Jogging his pride and joy for eight weeks, McLachlan kept looking for signs but couldn't find any. Addington became a little bit more possible with each week that passed. "I knew we were up against it trying to get him ready for the Inter-Doms, because we just didn't have the races for him down here. First-up he finished third at Forbury Park, and then he muffed the start at Gore so it was just another run. I took him to a workout at Invercargill the very day that the final payment for the Inter-Dominions was due. I drove him myself in the 2200 metre mobile heat and we sat back, then he ran his last half in a tick over 55 seconds. That night, I faxed through a copy of the cheque to Addington and told them it would be in the mail the next day."

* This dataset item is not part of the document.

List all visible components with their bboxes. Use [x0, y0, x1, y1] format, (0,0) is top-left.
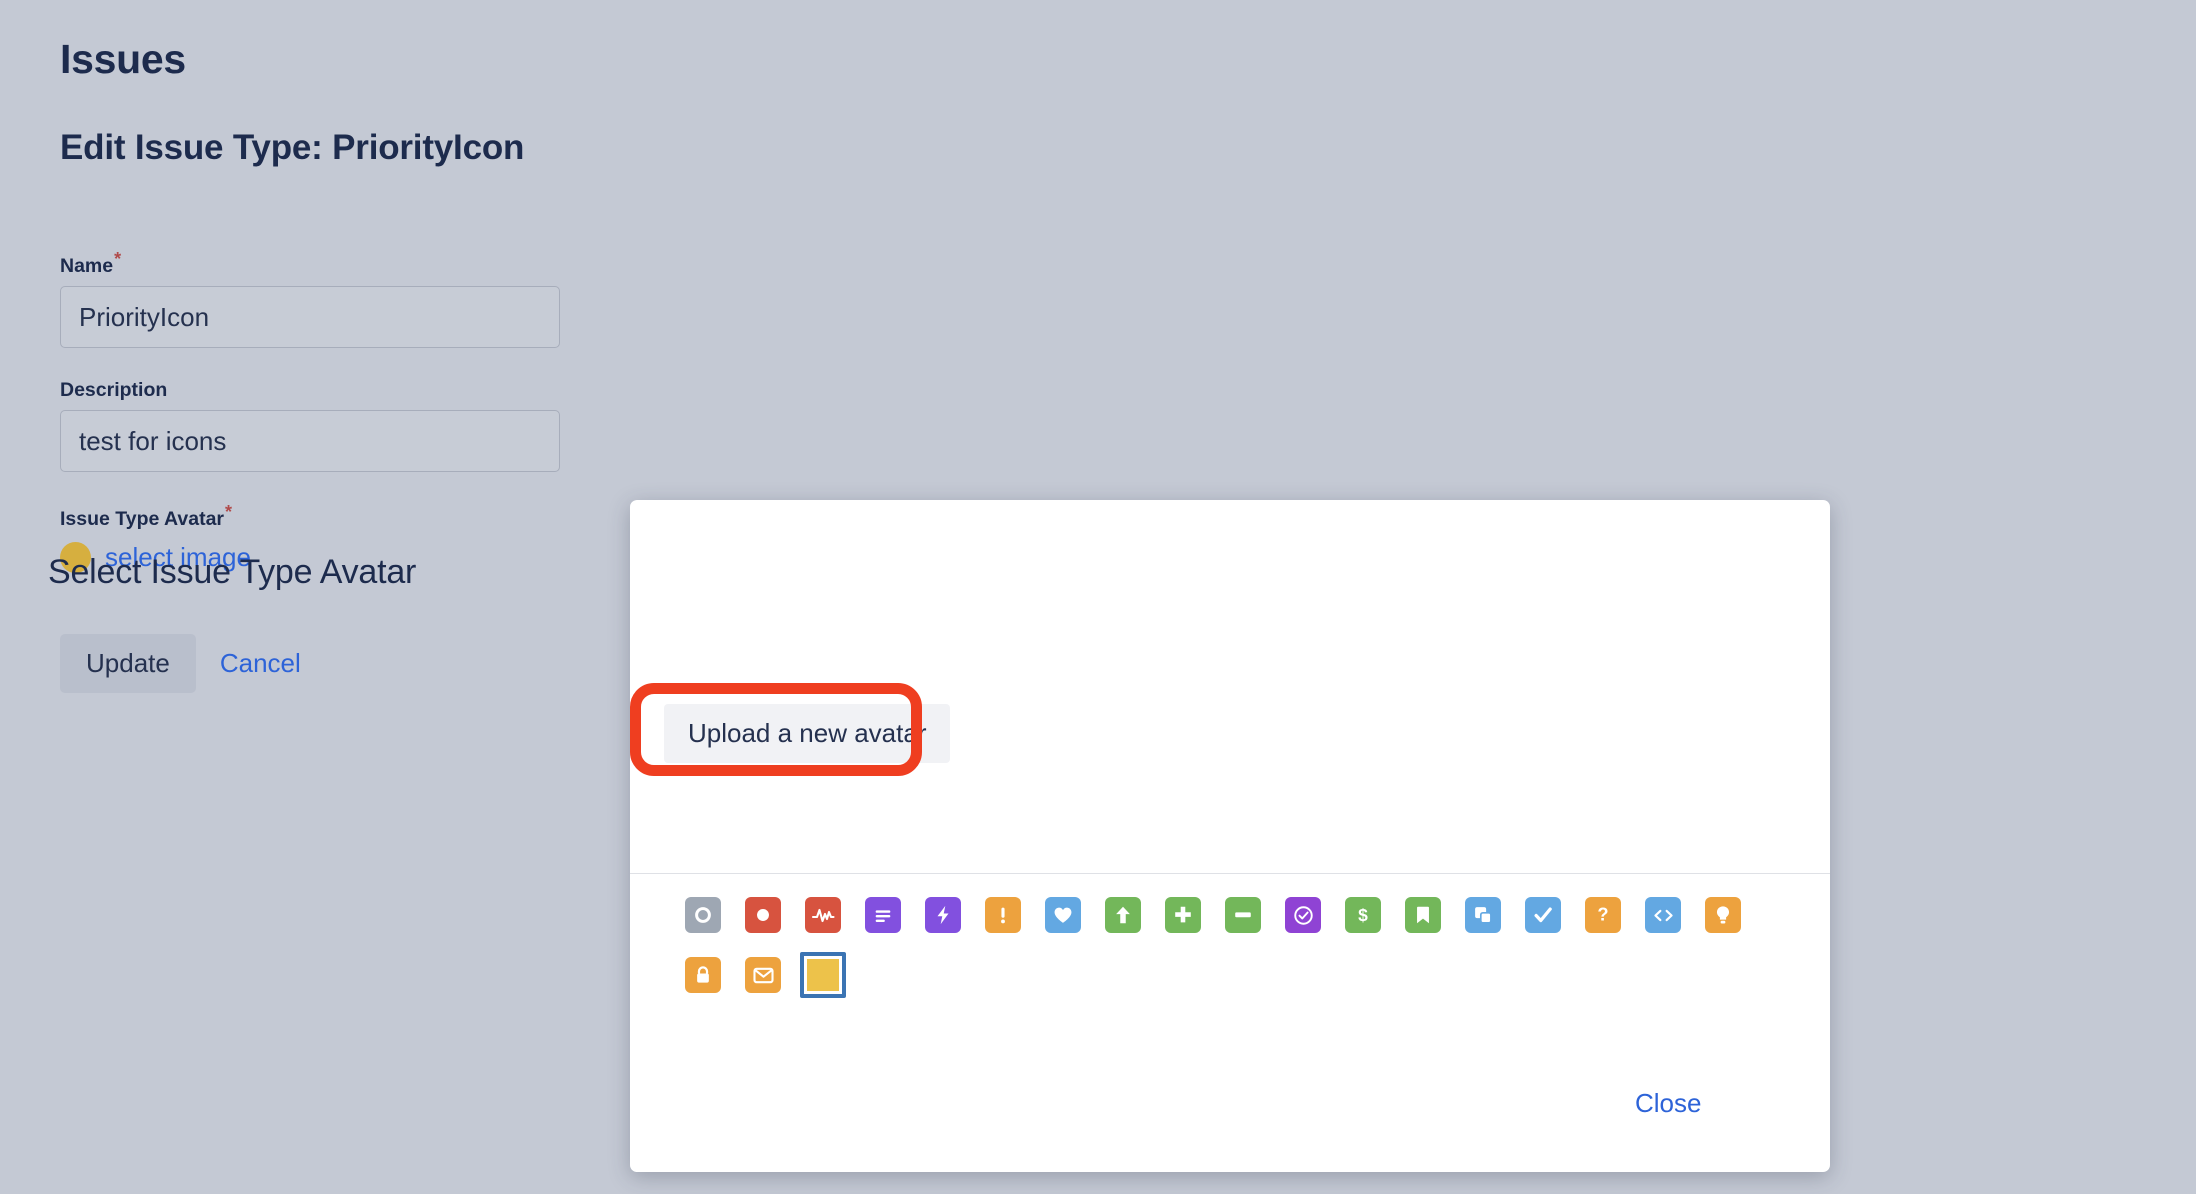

Annie's Boy's performances throughout the heats didn't earn him enough points to make the Grand Final, but he was improving all the time nevertheless. Twelfth behind Holmes D G the first night, the 8-year-old was unlucky not to finish closer than fourth on night two and then he did all the work to lead and fill the same placing in the last round. His trainer tried something different at the carnival too, sending Annie's Boy out for a three-lap warm-up an hour before his scheduled event each night. "It helped to get his blood pumping, and it got him fired up a bit," McLachlan said. "We'd had some intimidation from the vets on-course during the series, because on two occasions they had threatened to withdraw the horse because they thought he was lame. We even held up his heat on the first night, when they asked him to pace up and down the home straight before allowing him to start. Jacko's always had a touch of arthritis. He has got a club foot, and that combined with the fact that he has broken both his pedal bones during his career means that he has always going to walk with a limp. I specifically asked my vets to document everything before I came up, for this very reason. I had it all down on paper."

Handing the reins to Clark Barron last Friday night, McLachlan felt like there was no point to be proven. Knowing Annie's Boy would soon show whether he was up to it or not, he asked his driver to "go out there and get us some money." Barron worked Annie's Boy to the front starting the last lap and they never took their foot off the pedal, winning the Consolation in a tenth of a second quicker than the 3:12.6 Baltic Eagle required to win the Grand Final. The final splits compared favourably too...Annie's Boy reeling off his half in 55.8 and quarter in 27.7, as opposed to the Aussie giant's 57.8 and 27 flat.

"It was a great honour to have a horse in the Inter-Dominions, and we were rapt to make the Consolation. To win it, well, I can't put how that feels into words. Since Jacko injured himself again last September, every hour of my time has been devoted to him. It has been a truly magic day, because my foreman Kirstin Green also steered home two winners for us at Invercargill."

During the Inter-Dominion carnival, McLachlan said he received offers for Annie's Boy from both Australian and American parties. But selling him is not even an option. "I have just got so much admiration for the little horse. He's the sort I will give to the grandkids. I just don't know what to do, now. Where he starts next will depend on what races we can get over the next month or so, and then he'll be wintered inside. He will tell me when he is ready to retire. And even when he does I will keep him in light work, because he'll be a great team horse to teach the young ones with. Jacko and I have a great bond. When he was born, he was so weak for the first month of his life that I had to lift him off the ground every day to help him stand. He got pretty used to me. I would be out round the place doing something, but I only had to cough and he would leave his mother in the paddock and run to the fench to see where I was."